Выявленные нами разнонаправленные различия в уровнях мембранного белка 5-НТ1А- и 5‑НТ7-рецепторов в среднем мозге и гиппокампе агрессивных крыс свидетельствуют о гетеродимеризации между этими рецепторами, хорошо известной из литературы. Ранее нами было сделано предположение, что транскрипционная регуляция, вероятно, незначительно влияет на паттерн экспрессии 5-НТ1А-рецепторов у агрессивных крыс [28]. Учитывая, что в данной работе не обнаружено существенных различий в уровне мРНК 5-НТ1А-рецептора между агрессивными и ручными крысами, и одновременно выявлены значительные изменения уровня мембранного белка 5-НТ1А-рецептора у агрессивных животных, высказанное нами предположение имеет под собой все основания.
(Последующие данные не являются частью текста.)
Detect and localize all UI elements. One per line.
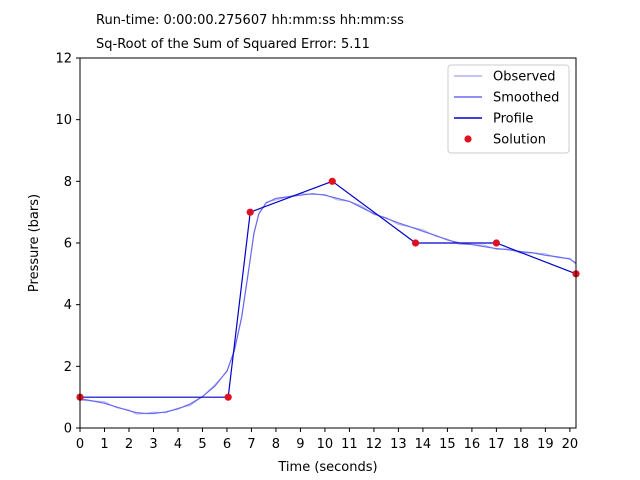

Более того, эти изменения, наблюдаемые исключительно на посттрансляционном уровне, могут быть обусловлены именно влиянием 5-НТ7-рецепторов. Интересно, что еще в первой работе, посвящённой оценке плотности 5-НТ1А-рецепторов в мозге высокоагрессивных крыс с помощью лиганда [3H]8-OH-DPAT [22], была высказана догадка, что выявленные различия в равной степени отражают вовлечение и 5-НТ7-рецепторов в регуляцию защитно-оборонительной агрессии, вызванной страхом по отношению к человеку. Надо отметить, что полученные нами результаты не воспроизводят данные о снижении плотности 5-НТ1А-рецепторов во фронтальной коре, гипоталамусе и миндалевидном комплексе агрессивных крыс более ранних поколений селекции [22, 23]. В миндалевидном комплексе нами обнаружено только снижение уровня мРНК 5-НТ1А-рецептора, и лишь на уровне тенденции. Возможно, расхождение в результатах связано, с одной стороны, с низкой селективностью использовавшегося [3H]8-OH-DPAT. Также следует иметь в виду, что определение плотности рецепторов с помощью меченного тритием лиганда показывает количество активных рецепторов на мембране клетки, тогда как определение белка с помощью Вестерн-блот анализа показывает количество общего мембранного белка рецепторов. С другой стороны стоит учитывать и тот факт, что между настоящим и предыдущим исследованиями находится, по меньшей мере, 40 поколений селекции крыс.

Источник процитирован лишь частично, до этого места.